Continuava usando agendas tradicionais, mesmo marcando alguns compromissos na agenda do celular. Não faltavam meios e fontes, aliás, para mantê-lo informado sobre o passar do tempo. O espelho do banheiro, o velho carrilhão na parede da sala, as fotos antigas espalhadas pela casa. Não que fossem inimigos, o tempo e ele. Davam-se bem, a propósito.
Ele não se lamentava, não se revoltava e, em retribuição ou por piedade, o tempo ia lhe dando espaço, fingindo que dele não se lembrava o nome, o endereço ou o caminho das muitas rugas acumuladas.
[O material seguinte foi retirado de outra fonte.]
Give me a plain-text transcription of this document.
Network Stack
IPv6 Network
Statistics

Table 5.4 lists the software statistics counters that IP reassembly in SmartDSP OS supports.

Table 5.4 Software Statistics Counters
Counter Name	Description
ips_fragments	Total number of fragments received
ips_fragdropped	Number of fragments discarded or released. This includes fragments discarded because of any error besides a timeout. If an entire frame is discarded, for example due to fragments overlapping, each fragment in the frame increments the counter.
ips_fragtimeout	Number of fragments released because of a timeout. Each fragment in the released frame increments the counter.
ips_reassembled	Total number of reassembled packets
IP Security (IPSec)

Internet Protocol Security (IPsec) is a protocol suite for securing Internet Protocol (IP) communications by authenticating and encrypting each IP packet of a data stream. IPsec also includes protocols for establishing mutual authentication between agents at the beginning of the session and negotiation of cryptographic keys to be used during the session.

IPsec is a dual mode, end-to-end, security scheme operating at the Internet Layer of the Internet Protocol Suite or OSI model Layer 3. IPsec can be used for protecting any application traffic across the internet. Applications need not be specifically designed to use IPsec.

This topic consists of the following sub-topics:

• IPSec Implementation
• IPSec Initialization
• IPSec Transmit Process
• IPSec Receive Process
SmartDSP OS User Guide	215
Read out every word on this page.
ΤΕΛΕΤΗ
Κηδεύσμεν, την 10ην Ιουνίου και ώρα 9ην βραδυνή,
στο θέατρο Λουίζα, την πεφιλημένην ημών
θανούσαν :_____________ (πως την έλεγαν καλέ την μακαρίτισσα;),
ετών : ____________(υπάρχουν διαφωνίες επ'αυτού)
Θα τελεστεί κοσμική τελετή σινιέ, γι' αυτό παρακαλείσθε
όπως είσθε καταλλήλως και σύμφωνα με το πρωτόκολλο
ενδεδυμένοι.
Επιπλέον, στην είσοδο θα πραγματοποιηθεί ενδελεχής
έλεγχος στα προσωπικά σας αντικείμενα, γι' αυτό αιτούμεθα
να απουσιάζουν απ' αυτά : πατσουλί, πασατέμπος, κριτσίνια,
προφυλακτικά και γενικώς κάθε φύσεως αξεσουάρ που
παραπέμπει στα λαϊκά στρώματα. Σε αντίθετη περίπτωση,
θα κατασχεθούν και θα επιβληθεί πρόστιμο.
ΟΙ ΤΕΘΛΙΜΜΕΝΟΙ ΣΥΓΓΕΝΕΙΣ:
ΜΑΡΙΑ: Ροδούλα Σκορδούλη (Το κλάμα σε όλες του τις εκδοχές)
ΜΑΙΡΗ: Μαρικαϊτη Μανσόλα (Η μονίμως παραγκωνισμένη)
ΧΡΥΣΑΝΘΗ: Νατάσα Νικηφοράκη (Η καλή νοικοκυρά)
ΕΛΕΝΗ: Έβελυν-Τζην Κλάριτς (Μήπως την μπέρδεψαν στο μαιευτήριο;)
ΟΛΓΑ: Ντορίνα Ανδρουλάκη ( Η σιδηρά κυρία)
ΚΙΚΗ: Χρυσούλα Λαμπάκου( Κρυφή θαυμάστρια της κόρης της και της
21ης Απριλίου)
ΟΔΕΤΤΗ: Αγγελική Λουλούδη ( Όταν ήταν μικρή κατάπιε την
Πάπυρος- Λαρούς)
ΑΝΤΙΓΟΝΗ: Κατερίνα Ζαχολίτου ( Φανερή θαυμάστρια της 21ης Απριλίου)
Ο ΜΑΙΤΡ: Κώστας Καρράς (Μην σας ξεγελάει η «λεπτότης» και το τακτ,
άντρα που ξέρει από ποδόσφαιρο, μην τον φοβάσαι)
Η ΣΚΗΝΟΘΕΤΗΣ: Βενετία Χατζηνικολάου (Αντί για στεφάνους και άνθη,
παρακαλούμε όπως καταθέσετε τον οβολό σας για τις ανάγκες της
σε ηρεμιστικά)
O fado é que se preparava para iniciar mais um ciclo, mais uma maratona de doze bases, trezentos e sessenta e cinco obstáculos. Naquele novo ano, completaria nove décadas desde que dera as caras no mundo. Era irônico pensar que agora caminhava de forma bem parecida como fazia nos primeiros meses de vida, fosse porque o fazia de forma titubeante, fosse porque não fazia a menor ideia de para onde seguia.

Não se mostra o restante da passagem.